Sylvia Hurtado, a longstanding AERA Fellow and a professor at the Graduate School of Education and Information Studies at the University of California, Los Angeles (UCLA), will give the 2021 AERA Distinguished Lecture on September 30, from 6:00 to 7:00 p.m. EDT. The lecture, rescheduled from the Virtual Annual Meeting in April, is entitled “The Inevitability of Racial Bias and Exclusion: Implications for Identity-Based Education and Practice.” The lecture will include a welcome from AERA President Na’ilah Suad Nasir and an introduction from AERA Past President Shaun R. Harper. It will be followed by an open discussion with Q&A from virtual attendees.

Attendees can register for this event here.  

Dr. Hurtado elaborates on the lecture’s theme in a brief abstract:

Racial/ethnic identity groups have endured racial profiling, are targets of hate crimes, and are often viewed not as individuals but as a faceless mass on a daily basis—even in classrooms. Dr.

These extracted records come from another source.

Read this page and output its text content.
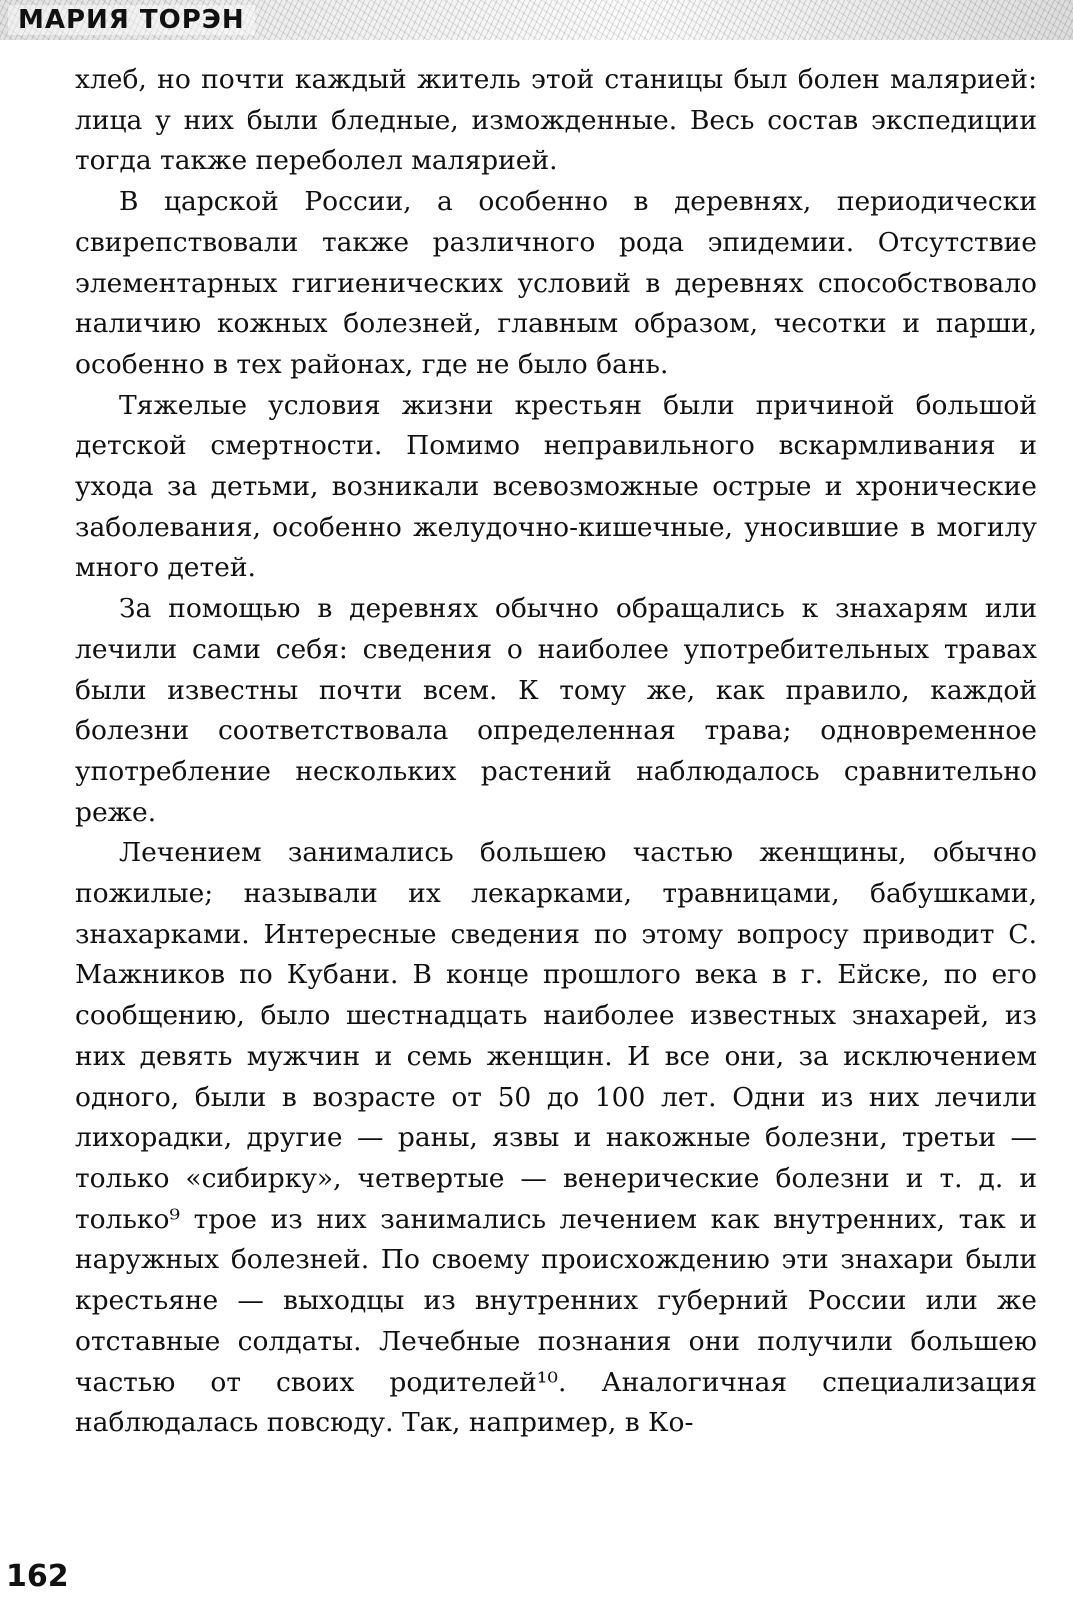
МАРИЯ ТОРЭН

хлеб, но почти каждый житель этой станицы был болен малярией: лица у них были бледные, изможденные. Весь состав экспедиции тогда также переболел малярией.

В царской России, а особенно в деревнях, периодически свирепствовали также различного рода эпидемии. Отсутствие элементарных гигиенических условий в деревнях способствовало наличию кожных болезней, главным образом, чесотки и парши, особенно в тех районах, где не было бань.

Тяжелые условия жизни крестьян были причиной большой детской смертности. Помимо неправильного вскармливания и ухода за детьми, возникали всевозможные острые и хронические заболевания, особенно желудочно-кишечные, уносившие в могилу много детей.

За помощью в деревнях обычно обращались к знахарям или лечили сами себя: сведения о наиболее употребительных травах были известны почти всем. К тому же, как правило, каждой болезни соответствовала определенная трава; одновременное употребление нескольких растений наблюдалось сравнительно реже.

Лечением занимались большею частью женщины, обычно пожилые; называли их лекарками, травницами, бабушками, знахарками. Интересные сведения по этому вопросу приводит С. Мажников по Кубани. В конце прошлого века в г. Ейске, по его сообщению, было шестнадцать наиболее известных знахарей, из них девять мужчин и семь женщин. И все они, за исключением одного, были в возрасте от 50 до 100 лет. Одни из них лечили лихорадки, другие — раны, язвы и накожные болезни, третьи — только «сибирку», четвертые — венерические болезни и т. д. и только⁹ трое из них занимались лечением как внутренних, так и наружных болезней. По своему происхождению эти знахари были крестьяне — выходцы из внутренних губерний России или же отставные солдаты. Лечебные познания они получили большею частью от своих родителей¹⁰. Аналогичная специализация наблюдалась повсюду. Так, например, в Ко-

162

Hurtado personalizes “facelessness” using research on campus racial climates and Latinx experiences, articulating how our tendencies for recognition bias are perpetuated and reinforced at the individual and institutional levels in education. She articulates the need for identity-based education, re-humanizing practices, and increased specificity to target racial equity aims in higher education.

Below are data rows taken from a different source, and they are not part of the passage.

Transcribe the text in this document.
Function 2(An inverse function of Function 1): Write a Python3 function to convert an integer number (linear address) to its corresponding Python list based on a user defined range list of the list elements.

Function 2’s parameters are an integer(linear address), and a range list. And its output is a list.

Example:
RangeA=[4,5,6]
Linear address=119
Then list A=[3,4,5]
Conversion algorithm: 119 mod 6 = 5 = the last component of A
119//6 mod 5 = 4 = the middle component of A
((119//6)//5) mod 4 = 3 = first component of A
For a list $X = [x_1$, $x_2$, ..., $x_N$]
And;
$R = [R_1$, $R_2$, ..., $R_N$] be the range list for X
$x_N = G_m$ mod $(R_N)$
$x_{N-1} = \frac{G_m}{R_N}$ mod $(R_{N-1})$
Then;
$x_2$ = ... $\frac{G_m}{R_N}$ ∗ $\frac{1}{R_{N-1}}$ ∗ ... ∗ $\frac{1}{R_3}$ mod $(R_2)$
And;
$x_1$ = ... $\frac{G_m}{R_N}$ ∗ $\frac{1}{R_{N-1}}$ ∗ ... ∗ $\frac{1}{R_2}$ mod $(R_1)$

“The education research and related research, policy, and practice communities eagerly await Dr. Hurtado’s lecture next month,” said Executive Director Felice Levine. “We are pleased to have such a preeminent scholar focusing on such a timely and significant topic. We anticipate a very large turnout for this important lecture.”

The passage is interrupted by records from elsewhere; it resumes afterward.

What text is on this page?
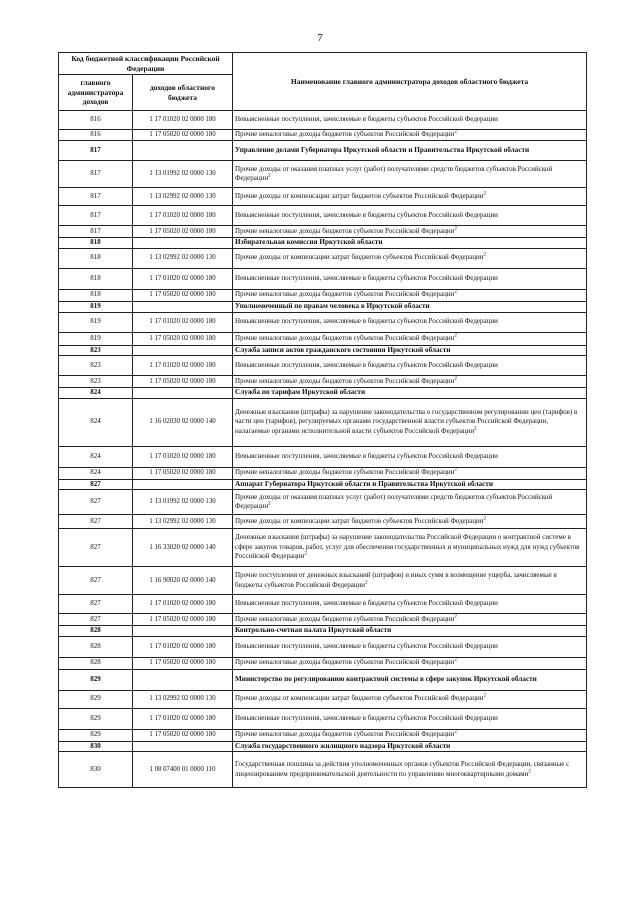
7
Код бюджетной классификации Российской Федерации		Наименование главного администратора доходов областного бюджета
главного администратора доходов	доходов областного бюджета	
816	1 17 01020 02 0000 180	Невыясненные поступления, зачисляемые в бюджеты субъектов Российской Федерации
816	1 17 05020 02 0000 180	Прочие неналоговые доходы бюджетов субъектов Российской Федерации$^2$
817		Управление делами Губернатора Иркутской области и Правительства Иркутской области
817	1 13 01992 02 0000 130	Прочие доходы от оказания платных услуг (работ) получателями средств бюджетов субъектов Российской Федерации$^2$
817	1 13 02992 02 0000 130	Прочие доходы от компенсации затрат бюджетов субъектов Российской Федерации$^2$
817	1 17 01020 02 0000 180	Невыясненные поступления, зачисляемые в бюджеты субъектов Российской Федерации
817	1 17 05020 02 0000 180	Прочие неналоговые доходы бюджетов субъектов Российской Федерации$^2$
818		Избирательная комиссия Иркутской области
818	1 13 02992 02 0000 130	Прочие доходы от компенсации затрат бюджетов субъектов Российской Федерации$^2$
818	1 17 01020 02 0000 180	Невыясненные поступления, зачисляемые в бюджеты субъектов Российской Федерации
818	1 17 05020 02 0000 180	Прочие неналоговые доходы бюджетов субъектов Российской Федерации$^2$
819		Уполномоченный по правам человека в Иркутской области
819	1 17 01020 02 0000 180	Невыясненные поступления, зачисляемые в бюджеты субъектов Российской Федерации
819	1 17 05020 02 0000 180	Прочие неналоговые доходы бюджетов субъектов Российской Федерации$^2$
823		Служба записи актов гражданского состояния Иркутской области
823	1 17 01020 02 0000 180	Невыясненные поступления, зачисляемые в бюджеты субъектов Российской Федерации
823	1 17 05020 02 0000 180	Прочие неналоговые доходы бюджетов субъектов Российской Федерации$^2$
824		Служба по тарифам Иркутской области
824	1 16 02030 02 0000 140	Денежные взыскания (штрафы) за нарушение законодательства о государственном регулировании цен (тарифов) в части цен (тарифов), регулируемых органами государственной власти субъектов Российской Федерации, налагаемые органами исполнительной власти субъектов Российской Федерации$^2$
824	1 17 01020 02 0000 180	Невыясненные поступления, зачисляемые в бюджеты субъектов Российской Федерации
824	1 17 05020 02 0000 180	Прочие неналоговые доходы бюджетов субъектов Российской Федерации$^2$
827		Аппарат Губернатора Иркутской области и Правительства Иркутской области
827	1 13 01992 02 0000 130	Прочие доходы от оказания платных услуг (работ) получателями средств бюджетов субъектов Российской Федерации$^2$
827	1 13 02992 02 0000 130	Прочие доходы от компенсации затрат бюджетов субъектов Российской Федерации$^2$
827	1 16 33020 02 0000 140	Денежные взыскания (штрафы) за нарушение законодательства Российской Федерации о контрактной системе в сфере закупок товаров, работ, услуг для обеспечения государственных и муниципальных нужд для нужд субъектов Российской Федерации$^2$
827	1 16 90020 02 0000 140	Прочие поступления от денежных взысканий (штрафов) и иных сумм в возмещение ущерба, зачисляемые в бюджеты субъектов Российской Федерации$^2$
827	1 17 01020 02 0000 180	Невыясненные поступления, зачисляемые в бюджеты субъектов Российской Федерации
827	1 17 05020 02 0000 180	Прочие неналоговые доходы бюджетов субъектов Российской Федерации$^2$
828		Контрольно-счетная палата Иркутской области
828	1 17 01020 02 0000 180	Невыясненные поступления, зачисляемые в бюджеты субъектов Российской Федерации
828	1 17 05020 02 0000 180	Прочие неналоговые доходы бюджетов субъектов Российской Федерации$^2$
829		Министерство по регулированию контрактной системы в сфере закупок Иркутской области
829	1 13 02992 02 0000 130	Прочие доходы от компенсации затрат бюджетов субъектов Российской Федерации$^2$
829	1 17 01020 02 0000 180	Невыясненные поступления, зачисляемые в бюджеты субъектов Российской Федерации
829	1 17 05020 02 0000 180	Прочие неналоговые доходы бюджетов субъектов Российской Федерации$^2$
830		Служба государственного жилищного надзора Иркутской области
830	1 08 07400 01 0000 110	Государственная пошлина за действия уполномоченных органов субъектов Российской Федерации, связанные с лицензированием предпринимательской деятельности по управлению многоквартирными домами$^2$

Dr. Hurtado is a professor in the UCLA School of Education and Information Studies and its division of Higher Education and Organizational Change. She grew up in San Antonio, Texas, and as a first-generation Latina college student, she pursued sociology of education. Influenced by these experiences, her scholarship focuses on student educational outcomes, campus racial climates, and equity and inclusion in higher education. She served as director of the Higher Education Research Institute (UCLA) for over a decade and is past-president of the Association for the Study of Higher Education. She served on the Board on Higher Education and Workforce of the National Research Council and was on study panels that produced several National Academy Press reports on STEM, student success, and mentoring. In addition to being inducted as an AERA Fellow in 2011, she was elected to the National Academy of Education and to AERA Council in 2019. Dr. Hurtado has led several national research projects, including NIH-sponsored projects on the longitudinal assessment of students aspiring to STEM careers, and institutional strategies to broaden participation in STEM. Her current research includes case studies of departments that implement culturally aware mentoring among faculty (NIH U01) with the University of Wisconsin; university organizational change after the replication of the Meyerhoff Scholars Program, funded by the Howard Hughes Medical Institute; and another Spencer-funded project on organizing for student success at Hispanic-serving institutions. Dr. Hurtado is an alumna of UCLA (Ph.D.), Harvard Graduate School of Education (M.Ed.), and Princeton University (A.B.).